While we were driving to the hospital, Rehak shared a story with me about how he carried his wounded wife in his arms to the hospital while shell fell around them. Fortunately, she survived.

We were taking the same route he had taken back then, and as I looked at him I could see nothing on his face other than peace.

The visit to the hospital was the hardest part of this trip for me, as it was for most of the young people in my group. I was not allowed to make recordings while we toured the basement, which housed hundreds of wounded soldiers and civilians during the siege of Vukovar. But that enabled me to stand aside from my work and focus instead on personal impressions. As I walked down the cold, damp hallways, my hands were shaking and my gaze wandered from one corner to another, trying to grasp the fact that so many people lived here for months in inhumane conditions, exposed every day to shelling and terror.

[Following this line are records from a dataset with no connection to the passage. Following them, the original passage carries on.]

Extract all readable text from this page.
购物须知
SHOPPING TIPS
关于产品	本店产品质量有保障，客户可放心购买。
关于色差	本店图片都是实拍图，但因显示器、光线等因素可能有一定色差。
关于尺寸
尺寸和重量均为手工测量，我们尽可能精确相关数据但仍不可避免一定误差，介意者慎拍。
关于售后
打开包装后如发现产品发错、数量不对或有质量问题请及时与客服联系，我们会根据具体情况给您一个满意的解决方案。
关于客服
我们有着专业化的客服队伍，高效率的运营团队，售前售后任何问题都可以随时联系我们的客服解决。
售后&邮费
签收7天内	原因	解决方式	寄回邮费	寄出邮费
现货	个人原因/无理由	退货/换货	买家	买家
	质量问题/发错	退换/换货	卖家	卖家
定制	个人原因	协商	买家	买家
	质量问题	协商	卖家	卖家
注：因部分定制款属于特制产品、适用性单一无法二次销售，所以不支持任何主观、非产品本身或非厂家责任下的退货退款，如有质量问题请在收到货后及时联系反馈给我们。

When I got out of there into the cold November day, I felt I needed a break to compose myself and start breathing normally. Seeing the pale and confused faces of the young people accompanying me made me realise it wasn’t going to be at all easy to do what I had come for – to write a story about this landmark visit by Serbian students to Vukovar.

Immersed in their own thoughts and deeply shaken by what they had seen, these young people were not in the mood to talk to me about their impressions. Eventually, I gave up because it was equally hard for me to ask questions.

Maintaining the silence that fell on us as we left the hospital, we headed out towards Ovcara.

There we entered the hangar in which prisoners and the wounded from the Vukovar hospital were detained before being executed. It was dark and quiet there. Holding our breaths, we looked at photographs of the faces of the dead Croats that shone like stars on the hangar walls, and at their personal belongings, found in a mass grave years after the war.

Rehak then took us down the road to a site where the prisoners were executed. None of us could utter a word. It was only after the Serbian students laid flowers at the mass grave memorial and headed towards the buses that I gathered the strength to ask some questions.

The students gave me the same answers I’d have given if somebody had asked me, after a day in Vukovar. They said they would never forget it.

I will never forget it, either. It was one of the toughest days I have gone through, in personal or professional life.

However, I left Vukovar feeling some small sense of relief, because I knew my report would help young people in Serbia understand what the city went through during the war. It was important that they heard the impressions of their peers who visited Vukovar and paid their respects to the victims.

I also found comfort in the fact that after this trip, no one will ever be able to persuade these students that war crimes were not committed in Vukovar.

Iva Martinovic is an IWPR-trained reporter in Belgrade.